On September 17th, 1849, Harriet Tubman ran away with her two brothers. A runaway ad was soon listed in the newspaper calling for their capture. This module describes the impact of increased governmental restrictions and harsh penalties on Harriet Tubman and other freedom seekers. Students will analyze primary source material from the Library of Congress and New York Public Library Digital Collections, and consider discussion prompts for more dialogue and deeper reflection.

Essential Question:

How do oppressed people empower themselves to achieve freedom?

Thinking Questions:

  • What kind of information about enslavement can be gleaned from runaway ads?
  • Reflect on how the runaway ads may have created a narrative that dehumanized enslaved people so that they were not seen as human beings.
  • What methods did enslavers use to keep enslaved people from freeing themselves?
  • Why does Harriet Tubman run away again so soon after a failed attempt to escape?
  • How do increased restrictions and harsher punishments impact Harriet Tubman and other freedom seekers in their quest for freedom?

Close read the printed text, Abolition fanaticism in New York. Speech of a runaway slave from Baltimore, May 11, 1847.

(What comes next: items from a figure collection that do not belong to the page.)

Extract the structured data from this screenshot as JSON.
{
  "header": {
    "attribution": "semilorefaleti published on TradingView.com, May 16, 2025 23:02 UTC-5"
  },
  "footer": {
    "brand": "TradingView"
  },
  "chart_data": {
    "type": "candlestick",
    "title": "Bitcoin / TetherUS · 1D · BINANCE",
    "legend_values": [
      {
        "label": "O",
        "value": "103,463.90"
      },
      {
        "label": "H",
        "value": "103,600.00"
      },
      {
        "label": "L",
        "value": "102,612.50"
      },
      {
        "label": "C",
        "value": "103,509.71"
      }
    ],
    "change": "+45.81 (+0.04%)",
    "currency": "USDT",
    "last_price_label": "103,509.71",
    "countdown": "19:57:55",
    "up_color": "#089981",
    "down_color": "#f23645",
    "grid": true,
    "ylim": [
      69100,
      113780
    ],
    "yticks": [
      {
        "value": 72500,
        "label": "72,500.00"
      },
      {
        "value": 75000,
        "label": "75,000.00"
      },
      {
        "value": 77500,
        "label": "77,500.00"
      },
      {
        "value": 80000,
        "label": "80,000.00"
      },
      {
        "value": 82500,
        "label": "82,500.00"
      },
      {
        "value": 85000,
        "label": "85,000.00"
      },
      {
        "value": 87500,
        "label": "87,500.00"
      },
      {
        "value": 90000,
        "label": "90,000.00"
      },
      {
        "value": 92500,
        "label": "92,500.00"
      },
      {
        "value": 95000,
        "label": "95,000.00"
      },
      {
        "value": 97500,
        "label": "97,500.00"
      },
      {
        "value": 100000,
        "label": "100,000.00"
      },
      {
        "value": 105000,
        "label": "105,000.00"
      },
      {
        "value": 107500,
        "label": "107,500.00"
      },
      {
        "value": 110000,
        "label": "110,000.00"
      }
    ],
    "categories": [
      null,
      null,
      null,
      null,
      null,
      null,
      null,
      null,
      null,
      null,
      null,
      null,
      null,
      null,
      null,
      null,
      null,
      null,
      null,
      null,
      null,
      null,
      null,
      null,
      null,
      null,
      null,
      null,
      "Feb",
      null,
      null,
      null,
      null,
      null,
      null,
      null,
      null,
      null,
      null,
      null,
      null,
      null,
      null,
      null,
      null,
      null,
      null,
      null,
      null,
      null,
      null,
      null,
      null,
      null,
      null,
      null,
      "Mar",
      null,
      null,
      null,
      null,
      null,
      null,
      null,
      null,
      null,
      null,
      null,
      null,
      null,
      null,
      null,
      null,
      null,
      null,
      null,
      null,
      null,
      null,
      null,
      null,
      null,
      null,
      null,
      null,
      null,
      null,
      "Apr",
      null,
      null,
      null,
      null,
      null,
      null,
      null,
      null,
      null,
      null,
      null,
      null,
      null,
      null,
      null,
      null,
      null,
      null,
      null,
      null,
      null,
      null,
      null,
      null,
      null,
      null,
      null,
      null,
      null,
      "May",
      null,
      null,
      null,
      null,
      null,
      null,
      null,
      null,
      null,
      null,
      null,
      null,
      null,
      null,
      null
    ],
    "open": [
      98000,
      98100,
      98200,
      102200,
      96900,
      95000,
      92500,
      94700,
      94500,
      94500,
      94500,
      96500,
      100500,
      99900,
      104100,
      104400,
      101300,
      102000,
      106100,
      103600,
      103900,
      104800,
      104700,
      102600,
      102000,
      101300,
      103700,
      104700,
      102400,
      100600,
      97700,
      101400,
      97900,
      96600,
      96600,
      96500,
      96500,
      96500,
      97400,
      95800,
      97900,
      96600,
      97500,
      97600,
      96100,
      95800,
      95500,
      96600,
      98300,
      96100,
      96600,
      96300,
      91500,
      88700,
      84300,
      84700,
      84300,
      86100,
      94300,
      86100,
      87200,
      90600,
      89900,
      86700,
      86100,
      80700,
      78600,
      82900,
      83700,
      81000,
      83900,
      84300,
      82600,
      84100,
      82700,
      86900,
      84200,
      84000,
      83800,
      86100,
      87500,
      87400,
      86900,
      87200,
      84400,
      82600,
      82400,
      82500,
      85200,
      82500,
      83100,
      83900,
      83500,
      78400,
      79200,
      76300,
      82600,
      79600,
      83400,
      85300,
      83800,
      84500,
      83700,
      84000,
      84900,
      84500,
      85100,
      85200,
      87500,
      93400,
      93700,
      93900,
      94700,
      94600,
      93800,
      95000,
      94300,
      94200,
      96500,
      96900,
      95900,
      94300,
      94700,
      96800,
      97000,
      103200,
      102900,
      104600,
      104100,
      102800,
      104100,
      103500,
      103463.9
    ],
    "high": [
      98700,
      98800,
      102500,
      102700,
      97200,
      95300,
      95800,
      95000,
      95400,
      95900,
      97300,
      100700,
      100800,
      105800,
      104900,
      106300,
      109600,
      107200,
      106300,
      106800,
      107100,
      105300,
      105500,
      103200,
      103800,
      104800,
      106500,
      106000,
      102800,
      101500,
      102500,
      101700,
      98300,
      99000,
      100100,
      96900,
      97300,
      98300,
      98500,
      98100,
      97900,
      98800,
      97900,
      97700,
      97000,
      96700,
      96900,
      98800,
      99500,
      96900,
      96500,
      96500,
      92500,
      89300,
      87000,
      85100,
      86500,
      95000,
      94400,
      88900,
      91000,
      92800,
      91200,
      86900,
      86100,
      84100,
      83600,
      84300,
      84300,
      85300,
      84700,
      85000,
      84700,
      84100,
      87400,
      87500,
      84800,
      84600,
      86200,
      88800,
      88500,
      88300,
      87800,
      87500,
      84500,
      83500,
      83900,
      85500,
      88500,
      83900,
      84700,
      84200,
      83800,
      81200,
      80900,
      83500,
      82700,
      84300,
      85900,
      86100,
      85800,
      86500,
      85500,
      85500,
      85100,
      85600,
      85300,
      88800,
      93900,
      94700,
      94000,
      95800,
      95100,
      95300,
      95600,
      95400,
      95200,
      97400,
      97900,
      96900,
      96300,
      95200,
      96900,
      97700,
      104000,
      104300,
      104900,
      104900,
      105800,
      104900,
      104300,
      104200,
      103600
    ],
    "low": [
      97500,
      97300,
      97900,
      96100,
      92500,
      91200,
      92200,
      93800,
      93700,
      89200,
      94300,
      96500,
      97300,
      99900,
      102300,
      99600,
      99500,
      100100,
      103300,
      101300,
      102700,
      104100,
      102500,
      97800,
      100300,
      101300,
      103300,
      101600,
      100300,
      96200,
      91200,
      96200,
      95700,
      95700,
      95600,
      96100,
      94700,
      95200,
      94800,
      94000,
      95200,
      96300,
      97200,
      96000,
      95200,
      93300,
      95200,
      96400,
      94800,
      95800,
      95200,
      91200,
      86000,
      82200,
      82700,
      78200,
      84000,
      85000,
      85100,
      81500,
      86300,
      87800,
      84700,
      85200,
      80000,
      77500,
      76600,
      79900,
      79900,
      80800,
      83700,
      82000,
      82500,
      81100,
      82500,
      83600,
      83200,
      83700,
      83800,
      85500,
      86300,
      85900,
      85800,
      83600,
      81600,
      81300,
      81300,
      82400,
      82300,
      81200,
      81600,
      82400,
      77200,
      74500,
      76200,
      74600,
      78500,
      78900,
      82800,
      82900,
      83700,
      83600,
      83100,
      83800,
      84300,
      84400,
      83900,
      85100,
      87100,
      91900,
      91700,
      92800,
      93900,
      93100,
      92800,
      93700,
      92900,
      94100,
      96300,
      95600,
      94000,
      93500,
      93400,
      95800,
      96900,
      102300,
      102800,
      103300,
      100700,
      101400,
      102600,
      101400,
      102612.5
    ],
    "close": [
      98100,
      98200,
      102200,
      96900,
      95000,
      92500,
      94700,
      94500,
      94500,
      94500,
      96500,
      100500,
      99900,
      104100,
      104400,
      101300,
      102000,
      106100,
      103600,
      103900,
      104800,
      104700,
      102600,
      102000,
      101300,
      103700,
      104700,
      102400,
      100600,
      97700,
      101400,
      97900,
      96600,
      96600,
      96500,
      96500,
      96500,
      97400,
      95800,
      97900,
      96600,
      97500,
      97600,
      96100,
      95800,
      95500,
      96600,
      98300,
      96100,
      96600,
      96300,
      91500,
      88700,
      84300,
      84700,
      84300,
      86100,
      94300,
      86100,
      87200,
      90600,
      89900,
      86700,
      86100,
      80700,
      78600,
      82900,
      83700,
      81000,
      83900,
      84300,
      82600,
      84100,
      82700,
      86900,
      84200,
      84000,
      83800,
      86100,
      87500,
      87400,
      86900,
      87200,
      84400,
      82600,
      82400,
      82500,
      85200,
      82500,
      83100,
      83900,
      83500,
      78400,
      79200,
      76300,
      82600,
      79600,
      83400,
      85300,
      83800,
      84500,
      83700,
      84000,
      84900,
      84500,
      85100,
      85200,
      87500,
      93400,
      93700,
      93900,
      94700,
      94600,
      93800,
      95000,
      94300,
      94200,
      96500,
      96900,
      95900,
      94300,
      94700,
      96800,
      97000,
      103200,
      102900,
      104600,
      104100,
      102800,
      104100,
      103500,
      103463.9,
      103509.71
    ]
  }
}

  • What is the purpose of this speech? Who wrote the speech?
  • Who do you think was the audience intended to hear this speech?
  • Why do you think the author titled the speech, “Abolition Fanactism”?
  • What do you notice, wonder, and feel after reading this page from the speech?
  • What do you learn from this speech that you might not learn anywhere else?

Examine the newspaper, The Camden confederate. May 01, 1863.

  • What text do you notice first?
  • What textual details indicate when and where the newspaper was published?
  • What can you tell about the point of view of the people who produced this newspaper?
  • How do the the runaway ads at the bottom of column 3 and in column 4 make you feel?
  • What actions led to the injustices presented by this source?

Examine the illustration, Urging Matt to fly to freedom.

  • Look closely at the illustration and make observations about what you notice, wonder, and feel.
  • Why do you think this illustration was made?
  • Who are the people shown in the illustration? How are they arranged?
  • What textual clues help you understand the message?
  • What can you learn from examining this illustration?